Bloomberg also moved to make food less flavorful (by reducing salt); this tends to make people want to eat more and thus become obese.  The proposal to reduce the nicotine in cigarettes would make them less appealing, no doubt, but it would also cause many people to smoke more of them.  The question of whether an intervention might cause other health problems is not answered by the study of a particular exposure+disease combination.

3. There will be costs to implement the policy; is it worth it?

The question of policy making becomes far more complicated still when we realize that most policy actions entail costs, often quite substantial.  No risk-factor study could possibly address this.  Assessing the costs and benefits of a policy generally requires more analysis than an entire risk factor study.

Why not just ban smoking?  If it worked, it would eliminate the health costs.  One reason is that the costs (causing people to lose the benefits of smoking and enforcement costs) would be enormous.  On a less dramatic level, even if Bloomberg’s plan would reduce obesity some, would that be enough to justify the various rather high costs?  It does not appear that anyone bothered to ask that question.

4. Is it ethical to do (even if it would work)?

This is, of course, the question that generates the most animated conversations.  I will not rehash the basic libertarian arguments here.  Nor will I attempt to delve into more subtle points.
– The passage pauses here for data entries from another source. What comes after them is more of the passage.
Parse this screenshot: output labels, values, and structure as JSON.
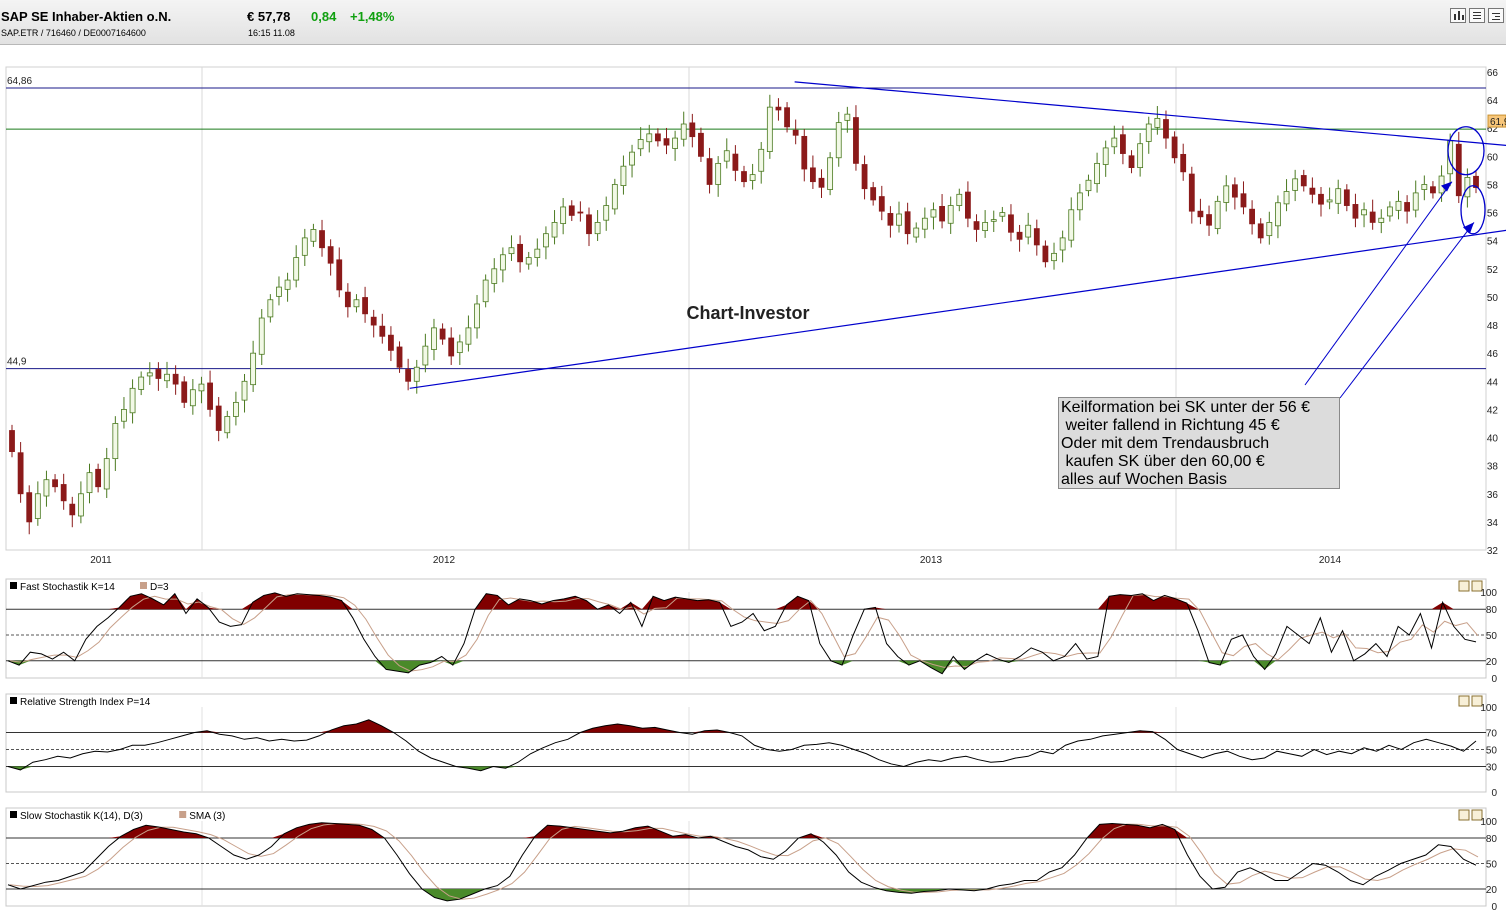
{
  "header": {
    "name": "SAP SE Inhaber-Aktien o.N.",
    "price": "€ 57,78",
    "change": "0,84",
    "change_pct": "+1,48%",
    "identifiers": "SAP.ETR   /   716460   /   DE0007164600",
    "time": "16:15     11.08"
  },
  "colors": {
    "up_candle": "#f2f9e6",
    "up_edge": "#4b7a20",
    "down_candle": "#8b1a1a",
    "overbought_fill": "#800000",
    "oversold_fill": "#4a8a2a",
    "trend_line": "#0000cc",
    "resistance_line": "#1a7a1a",
    "price_label_bg": "#f7c67a"
  },
  "toolbar": {
    "icons": [
      "bar-chart-icon",
      "news-icon",
      "settings-icon"
    ]
  },
  "chart_data": [
    {
      "type": "candlestick",
      "watermark": "Chart-Investor",
      "ylim": [
        32,
        66
      ],
      "yticks": [
        32,
        34,
        36,
        38,
        40,
        42,
        44,
        46,
        48,
        50,
        52,
        54,
        56,
        58,
        60,
        62,
        64,
        66
      ],
      "ytick_labels": [
        "32",
        "34",
        "36",
        "38",
        "40",
        "42",
        "44",
        "46",
        "48",
        "50",
        "52",
        "54",
        "56",
        "58",
        "60",
        "62",
        "64",
        "66"
      ],
      "xtick_labels": [
        "2011",
        "2012",
        "2013",
        "2014"
      ],
      "x_boundaries": [
        "2011",
        "2012",
        "2013",
        "2014"
      ],
      "current_price_label": "61,94",
      "levels": [
        {
          "label": "64,86",
          "value": 64.86
        },
        {
          "label": "44,9",
          "value": 44.9
        },
        {
          "label": "",
          "value": 61.94
        }
      ],
      "trendlines": [
        {
          "from": [
            2011.9,
            43.5
          ],
          "to": [
            2014.75,
            56.0
          ]
        },
        {
          "from": [
            2012.72,
            65.3
          ],
          "to": [
            2014.75,
            60.0
          ]
        }
      ],
      "closes": [
        39,
        36,
        34,
        36,
        37,
        36.5,
        35.5,
        34.5,
        36,
        37.5,
        36.5,
        38.5,
        41,
        42,
        43.5,
        44.3,
        44.6,
        44.2,
        44.5,
        43.8,
        42.5,
        43.4,
        43.8,
        42,
        40.5,
        41.5,
        42.5,
        44,
        46,
        48.5,
        49.8,
        50.7,
        51.2,
        52.8,
        54.2,
        54.8,
        53.5,
        52.4,
        50.5,
        49.3,
        49.8,
        48.8,
        48,
        47.2,
        46.2,
        45,
        44,
        45,
        46.5,
        47.8,
        47,
        45.8,
        46.8,
        47.8,
        49.5,
        51.2,
        52,
        53,
        53.5,
        52.5,
        52.8,
        53.4,
        54.5,
        55.3,
        56.4,
        55.8,
        56,
        54.5,
        55.3,
        56.5,
        58,
        59.3,
        60.3,
        61.2,
        61.6,
        61.1,
        60.8,
        61.3,
        62.3,
        61.4,
        60,
        58,
        59.5,
        60.4,
        59,
        58.2,
        58.7,
        60.5,
        63.5,
        63.3,
        62.1,
        61.5,
        59.1,
        58.2,
        57.8,
        59.9,
        62.4,
        63,
        59.5,
        57.7,
        56.9,
        56.1,
        55.1,
        55.9,
        54.5,
        54.9,
        55.6,
        56.2,
        55.4,
        56.5,
        57.3,
        55.6,
        54.8,
        55.3,
        55.5,
        56,
        54.6,
        54.1,
        55.1,
        53.7,
        52.5,
        53.1,
        54.2,
        56.2,
        57.4,
        58.3,
        59.5,
        60.6,
        61.3,
        60.2,
        59.2,
        60.9,
        62.3,
        62.7,
        61.3,
        59.9,
        58.9,
        56.1,
        55.7,
        55.1,
        56.8,
        57.9,
        57.1,
        56.4,
        55.2,
        54.2,
        55.3,
        56.7,
        57.5,
        58.4,
        57.9,
        57.3,
        56.6,
        56.9,
        57.7,
        56.5,
        55.6,
        56.2,
        55.3,
        55.6,
        56.4,
        56.8,
        56.1,
        57.4,
        58,
        57.4,
        58.6,
        61.1,
        57.2,
        58.5,
        57.78
      ],
      "opens_jitter_note": ""
    },
    {
      "type": "line",
      "title": "Fast Stochastik K=14",
      "legend": [
        {
          "swatch": "#000000",
          "label": "Fast Stochastik K=14"
        },
        {
          "swatch": "#c8a08a",
          "label": "D=3"
        }
      ],
      "ylim": [
        0,
        100
      ],
      "ytick_labels": [
        "0",
        "20",
        "50",
        "80",
        "100"
      ],
      "yticks": [
        0,
        20,
        50,
        80,
        100
      ],
      "values": [
        20,
        15,
        30,
        28,
        22,
        30,
        20,
        45,
        60,
        70,
        82,
        95,
        98,
        92,
        85,
        98,
        75,
        92,
        82,
        65,
        60,
        62,
        88,
        96,
        99,
        95,
        98,
        97,
        96,
        94,
        90,
        70,
        45,
        25,
        10,
        8,
        6,
        15,
        18,
        25,
        15,
        40,
        80,
        98,
        96,
        85,
        92,
        90,
        86,
        90,
        92,
        95,
        90,
        80,
        85,
        75,
        88,
        60,
        95,
        90,
        94,
        92,
        90,
        91,
        88,
        60,
        65,
        75,
        55,
        60,
        85,
        95,
        90,
        40,
        20,
        15,
        50,
        80,
        82,
        40,
        25,
        15,
        20,
        12,
        5,
        25,
        10,
        20,
        28,
        22,
        18,
        25,
        35,
        30,
        20,
        25,
        40,
        22,
        25,
        95,
        97,
        96,
        98,
        90,
        96,
        92,
        87,
        55,
        18,
        15,
        45,
        50,
        25,
        10,
        28,
        60,
        50,
        40,
        70,
        30,
        55,
        20,
        28,
        40,
        25,
        60,
        50,
        75,
        35,
        88,
        60,
        45,
        42
      ]
    },
    {
      "type": "line",
      "title": "Relative Strength Index P=14",
      "legend": [
        {
          "swatch": "#000000",
          "label": "Relative Strength Index P=14"
        }
      ],
      "ylim": [
        0,
        100
      ],
      "ytick_labels": [
        "0",
        "30",
        "50",
        "70",
        "100"
      ],
      "yticks": [
        0,
        30,
        50,
        70,
        100
      ],
      "values": [
        30,
        26,
        35,
        38,
        42,
        40,
        45,
        48,
        47,
        50,
        55,
        55,
        58,
        62,
        66,
        70,
        72,
        68,
        66,
        62,
        64,
        60,
        62,
        60,
        61,
        66,
        73,
        78,
        80,
        85,
        78,
        70,
        60,
        48,
        40,
        35,
        30,
        28,
        25,
        30,
        28,
        35,
        45,
        52,
        58,
        62,
        70,
        75,
        78,
        80,
        78,
        75,
        76,
        73,
        70,
        68,
        72,
        73,
        70,
        66,
        55,
        50,
        48,
        50,
        55,
        56,
        58,
        55,
        50,
        45,
        38,
        33,
        30,
        35,
        38,
        36,
        40,
        42,
        38,
        35,
        36,
        40,
        42,
        48,
        45,
        55,
        60,
        62,
        66,
        68,
        70,
        72,
        71,
        62,
        50,
        45,
        40,
        45,
        48,
        42,
        38,
        40,
        48,
        45,
        42,
        50,
        44,
        48,
        45,
        52,
        48,
        55,
        50,
        58,
        62,
        58,
        54,
        48,
        60
      ]
    },
    {
      "type": "line",
      "title": "Slow Stochastik K(14), D(3)",
      "legend": [
        {
          "swatch": "#000000",
          "label": "Slow Stochastik K(14), D(3)"
        },
        {
          "swatch": "#c8a08a",
          "label": "SMA (3)"
        }
      ],
      "ylim": [
        0,
        100
      ],
      "ytick_labels": [
        "0",
        "20",
        "50",
        "80",
        "100"
      ],
      "yticks": [
        0,
        20,
        50,
        80,
        100
      ],
      "values": [
        25,
        20,
        24,
        28,
        30,
        35,
        40,
        55,
        70,
        82,
        90,
        95,
        93,
        90,
        87,
        85,
        80,
        70,
        60,
        55,
        60,
        70,
        85,
        92,
        96,
        98,
        97,
        96,
        95,
        90,
        80,
        60,
        38,
        20,
        10,
        6,
        8,
        14,
        20,
        24,
        35,
        60,
        82,
        95,
        94,
        92,
        90,
        88,
        86,
        88,
        92,
        94,
        88,
        82,
        84,
        80,
        82,
        76,
        70,
        66,
        58,
        55,
        65,
        80,
        85,
        75,
        60,
        40,
        28,
        22,
        18,
        16,
        15,
        17,
        18,
        20,
        19,
        18,
        20,
        24,
        26,
        30,
        30,
        40,
        45,
        60,
        80,
        96,
        97,
        96,
        95,
        92,
        96,
        90,
        60,
        35,
        20,
        22,
        40,
        45,
        38,
        30,
        30,
        40,
        50,
        48,
        40,
        30,
        25,
        35,
        42,
        50,
        55,
        60,
        72,
        70,
        55,
        48
      ]
    }
  ],
  "annotation": {
    "lines": [
      "Keilformation bei SK unter der 56 €",
      " weiter fallend in Richtung 45 €",
      "Oder mit dem Trendausbruch",
      " kaufen SK über den 60,00 €",
      "alles auf Wochen Basis"
    ]
  }
}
But I will mention an observation I made to the students:  Some portion of the population would probably support giving their kid a vaccination that would prevent the child and the adult he will someday be from experiencing any benefits from nicotine.  Some portion of the population would argue that it should be mandatory (or close to), like the pertussis vaccine.  But probably roughly the same portion of the population would favor a hypothetical vaccine that would ensure that the kid is not gay or a similar magic bullet that would prevent him from ever embracing the teachings of the Koran.

The implication of that is that “public health” — the activist movement, as opposed to actual public health — is a special interest group filled with people who do not seem to realize that the interventions it demands are widely considered just as deplorable as anti-gay or anti-Islam interventions.  I took the opportunity to point out that any student who was planning to go into “public health” (as opposed to working in some more acceptable way to improve people’s health) should realize that they are on the wrong side of history.  While policy advocates in that area were once, legitimately, considered heroes, the generally celebratory reaction to Bloomberg’s plan being struck down by the court should give them pause.

[There are some concrete implications of this list for THR advocacy.  I will come back to that in a later post.]